One other play of note involved a Beloit runner on first taking off for second. Amaya was covering the bag, and he ranged three steps to the right of second to make the play. I'm not sure about Amaya's defense overall, but he can certainly make the above average play.
In the doubleheader's second game, Marco Hernandez (who still plays defense standing on the grass, and as often as not starts he travel toward the ball with a lateral or even backward step) doubled to left with two outs in the second. He swiped third, and the catcher threw the ball into left. While the catcher earned the error, the third baseman seemed more intent on completing the tag play, even though he hadn't caught the ball.
Into the bottom of the second inning, thus, the Cougars were looking at a sweep. However, one of the reasons minor league games can drag on forever is due to the umpire's strike zones. Michael Heesch was Kane County's starter in the nightcap. He is a lefty with an apparently nice repertoire of off-speed stuff. However, when the strike zone (for both sides, I feel compelled to add) is the size of the insert you put inside of a 45 RPM single for it to play on a 33 RPM turntable (yeah, I'm that old), games can drag on a bit. Heesch only walked one, but his first two curves in the second inning were called balls. They weren't, but at 2-0 (instead of 0-2), he had to challenge the hitter. The ensuing double was the first of three in the inning, and Renato Nunez would have two in the inning.

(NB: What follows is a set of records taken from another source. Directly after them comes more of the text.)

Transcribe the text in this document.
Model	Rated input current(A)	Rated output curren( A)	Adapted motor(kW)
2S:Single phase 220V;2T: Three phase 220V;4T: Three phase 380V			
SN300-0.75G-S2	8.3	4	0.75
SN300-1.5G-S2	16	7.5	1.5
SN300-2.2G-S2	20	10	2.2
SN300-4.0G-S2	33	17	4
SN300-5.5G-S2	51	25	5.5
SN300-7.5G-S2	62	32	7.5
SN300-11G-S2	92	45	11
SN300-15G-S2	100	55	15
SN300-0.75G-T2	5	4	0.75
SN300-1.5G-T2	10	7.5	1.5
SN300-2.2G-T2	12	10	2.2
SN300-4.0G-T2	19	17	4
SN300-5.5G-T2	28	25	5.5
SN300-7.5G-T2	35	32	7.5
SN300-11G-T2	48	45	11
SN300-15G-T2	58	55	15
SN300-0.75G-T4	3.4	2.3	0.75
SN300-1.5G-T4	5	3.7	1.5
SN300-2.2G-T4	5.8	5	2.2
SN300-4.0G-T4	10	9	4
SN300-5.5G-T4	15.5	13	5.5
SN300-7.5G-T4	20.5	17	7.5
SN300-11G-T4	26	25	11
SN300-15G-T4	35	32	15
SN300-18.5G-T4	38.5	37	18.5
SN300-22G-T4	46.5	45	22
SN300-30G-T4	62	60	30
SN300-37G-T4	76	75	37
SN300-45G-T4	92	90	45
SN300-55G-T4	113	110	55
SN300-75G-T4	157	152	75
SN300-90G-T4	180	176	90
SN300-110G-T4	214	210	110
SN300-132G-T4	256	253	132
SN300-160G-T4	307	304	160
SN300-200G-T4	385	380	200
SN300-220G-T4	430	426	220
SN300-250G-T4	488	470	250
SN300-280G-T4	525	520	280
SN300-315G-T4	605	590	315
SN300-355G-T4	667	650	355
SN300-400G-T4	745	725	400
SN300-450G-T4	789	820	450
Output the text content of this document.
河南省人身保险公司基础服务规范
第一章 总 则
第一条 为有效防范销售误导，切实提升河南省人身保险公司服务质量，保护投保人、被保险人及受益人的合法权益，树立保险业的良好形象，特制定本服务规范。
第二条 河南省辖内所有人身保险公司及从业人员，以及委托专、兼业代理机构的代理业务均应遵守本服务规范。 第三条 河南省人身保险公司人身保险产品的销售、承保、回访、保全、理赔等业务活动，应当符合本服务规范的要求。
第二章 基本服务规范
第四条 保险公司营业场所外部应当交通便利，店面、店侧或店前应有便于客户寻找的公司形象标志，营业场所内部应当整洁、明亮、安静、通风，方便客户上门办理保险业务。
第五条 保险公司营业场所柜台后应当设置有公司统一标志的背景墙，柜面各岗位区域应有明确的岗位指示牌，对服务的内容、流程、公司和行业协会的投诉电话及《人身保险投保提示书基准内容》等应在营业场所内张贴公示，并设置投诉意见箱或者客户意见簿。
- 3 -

Hernandez misplayed a ball at short, and Beloit tallied seven in the second.
A few times, the Cougars were that one hit away from making it close again, but the key hit never happened. Since the Snappers scored seven or more and won, we had Culvers custard on the way home for free.
It would have been fun to see Pierce Johnson, Tayler Scott, or some of the guys rehabbing in Mesa, but in the final analysis, having sixth-row seats behind the plate for under 10 bucks can't be beat. Consider taking in a minor league game this season, whether or not it's in the Cubs pipeline. The twinbill we saw had an announced attendance of under 400 fans. Yeah, it was a bit cold, but the hot chocolate was wonderful. And I was able to see Dan Vogelbach almost take out two pitchers' knees with liners back up the box.
The regular Cubs System Sonogram weekly will appear later this week.